As cinco dimensões do instrumento proposto foram construídas de forma a alinhá-las aos objetivos e recomendações da OMS

  1. avaliação de risco tem como critério a morbimortalidade direta ou indireta em decorrência da Covid-19.
  2. avaliação da exposição observa os cenários de transmissão (a caracterização de risco permite classificar a situação segundo os cenários propostos pela OMS?) e o controle da epidemia (a caracterização de risco permite analisar se a transmissibilidade está controlada a pelo menos 14 dias?).
  3. avaliação de contexto pondera sobre o sistema de saúde nos aspectos vigilância (é capaz de identificar novos casos da Covid-19 a contento?), capacidade de rastreamento de contatos (os contatos podem ser rastreados de forma oportuna?), capacidade de investigação e isolamento de casos e contatos (há capacidade de investigar e isolar casos e contatos a contento?), capacidade de cuidação (há capacidade do sistema absorver novas hospitalizações por Covid-19 sem ficar sobrecarregado, mantendo prestação de serviços essenciais de saúde?), condições sociais (desemprego, fome e desigualdades sociais) e condições econômicas (queda na produção, queda na arrecadação e fechamento de empresas).
  4. caracterização do risco observa as consequências dos riscos e a probabilidade de que eles ocorram (uma matriz de risco ou outro instrumento ponderando consequências do risco e probabilidades de ocorrência dessas foi desenvolvida?).
  5. confiabilidade verifica caracterização de risco, dados e métodos (documentos relatando o grau de confiabilidade da caracterização, os dados e métodos utilizados estão disponíveis?).

A atual matriz de risco do Estado tem como dimensões o isolamento social; investigação, testagem e isolamento dos casos; reorganização dos fluxos assistenciais; e ampliação de leitos, em parâmetros que vão do moderado ao gravíssimo. Segundo o artigo, nestas dimensões, a análise da morbimortalidade é feita de forma parcial, não é possível se definir o cenário de transmissibilidade em Santa Catarina, e nem de analisar o controle da epidemia, as capacidades de atuação da vigilância, de rastreamento, investigação e isolamento não podem ser determinadas, nem há informações sobre a capacidade de absorção de novos casos. “O método utiliza um indicador sintético que reúne as quatro dimensões de análise em uma média aritmética, que se pauta em níveis dos indicadores e não na consequência produzida por tais níveis nem na probabilidade de que tais consequências ocorram”, aponta o artigo.
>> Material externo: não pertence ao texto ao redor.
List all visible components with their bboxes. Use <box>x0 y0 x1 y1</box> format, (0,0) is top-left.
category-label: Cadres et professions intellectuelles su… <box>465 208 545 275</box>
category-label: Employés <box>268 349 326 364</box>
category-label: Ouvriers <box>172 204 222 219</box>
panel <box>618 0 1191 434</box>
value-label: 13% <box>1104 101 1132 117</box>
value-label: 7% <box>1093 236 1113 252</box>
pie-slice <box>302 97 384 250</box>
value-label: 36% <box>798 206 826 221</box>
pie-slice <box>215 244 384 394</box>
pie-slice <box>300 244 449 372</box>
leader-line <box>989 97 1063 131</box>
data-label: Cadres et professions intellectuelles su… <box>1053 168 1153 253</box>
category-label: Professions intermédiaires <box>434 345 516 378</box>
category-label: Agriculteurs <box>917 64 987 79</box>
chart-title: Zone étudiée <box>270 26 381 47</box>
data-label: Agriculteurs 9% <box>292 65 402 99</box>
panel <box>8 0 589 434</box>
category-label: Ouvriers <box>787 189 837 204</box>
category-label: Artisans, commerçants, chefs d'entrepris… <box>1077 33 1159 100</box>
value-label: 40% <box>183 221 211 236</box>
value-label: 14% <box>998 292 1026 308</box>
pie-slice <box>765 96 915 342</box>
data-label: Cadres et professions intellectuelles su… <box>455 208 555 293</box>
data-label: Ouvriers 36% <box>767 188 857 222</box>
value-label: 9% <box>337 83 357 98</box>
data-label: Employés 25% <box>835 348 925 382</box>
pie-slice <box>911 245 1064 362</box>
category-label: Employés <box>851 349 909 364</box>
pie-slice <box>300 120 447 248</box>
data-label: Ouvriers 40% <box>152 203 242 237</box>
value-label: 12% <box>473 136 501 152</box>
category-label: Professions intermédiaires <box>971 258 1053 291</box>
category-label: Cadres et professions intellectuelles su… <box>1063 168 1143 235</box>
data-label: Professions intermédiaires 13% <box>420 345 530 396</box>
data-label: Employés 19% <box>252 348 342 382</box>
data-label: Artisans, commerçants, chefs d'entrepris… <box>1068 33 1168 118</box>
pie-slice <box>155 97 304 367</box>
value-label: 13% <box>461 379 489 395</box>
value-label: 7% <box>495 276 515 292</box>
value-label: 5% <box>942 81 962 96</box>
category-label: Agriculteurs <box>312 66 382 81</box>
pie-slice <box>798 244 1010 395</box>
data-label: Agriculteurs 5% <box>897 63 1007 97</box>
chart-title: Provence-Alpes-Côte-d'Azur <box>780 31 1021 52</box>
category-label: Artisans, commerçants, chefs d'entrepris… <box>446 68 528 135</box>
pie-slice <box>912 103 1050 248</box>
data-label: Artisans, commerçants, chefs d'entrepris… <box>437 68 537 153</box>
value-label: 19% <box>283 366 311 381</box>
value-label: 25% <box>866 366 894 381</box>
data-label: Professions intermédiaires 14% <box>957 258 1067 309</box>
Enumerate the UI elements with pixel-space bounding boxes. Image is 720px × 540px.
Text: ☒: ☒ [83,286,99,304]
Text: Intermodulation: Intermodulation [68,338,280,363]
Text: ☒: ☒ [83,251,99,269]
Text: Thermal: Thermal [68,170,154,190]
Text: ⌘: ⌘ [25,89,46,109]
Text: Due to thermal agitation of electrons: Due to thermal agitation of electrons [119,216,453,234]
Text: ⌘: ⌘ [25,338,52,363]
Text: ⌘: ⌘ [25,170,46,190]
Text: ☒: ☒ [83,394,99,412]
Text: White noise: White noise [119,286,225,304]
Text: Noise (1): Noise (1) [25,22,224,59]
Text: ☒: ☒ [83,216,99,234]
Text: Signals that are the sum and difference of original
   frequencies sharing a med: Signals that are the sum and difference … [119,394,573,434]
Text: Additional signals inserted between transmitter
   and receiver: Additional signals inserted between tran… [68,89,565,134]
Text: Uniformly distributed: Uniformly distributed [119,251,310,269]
Assinam o artigo, além de Alexandra e Josimari (ambas da Pós em Saúde Coletiva da UFSC/Observatório Covid-19 BR), Leandro Pereira Garcia (Secretaria de Saúde de Florianópolis/Observatório Covid-19 BR) Maria Cristina Antunes Willemann (UFSC/ Secretaria de Saúde de Santa Catarina), Fernanda Vargas Amaral (Universidad de Málaga), Ana Cristina Vidor (Prefeitura de Florianópolis), Patrícia Maria de Oliveira Machado (Universidade Federal da Integração Latino-Americana), Natália Moreira (Departamento de Ciência Política, Universidade de São Paulo), Tatiane Cristina Moraes de Sousa (Escola Nacional de Saúde Pública), Lorena Barberia (Departamento de Ciência Política, Universidade de São Paulo) e Jefferson Traebert (Universidade do Sul de Santa Catarina).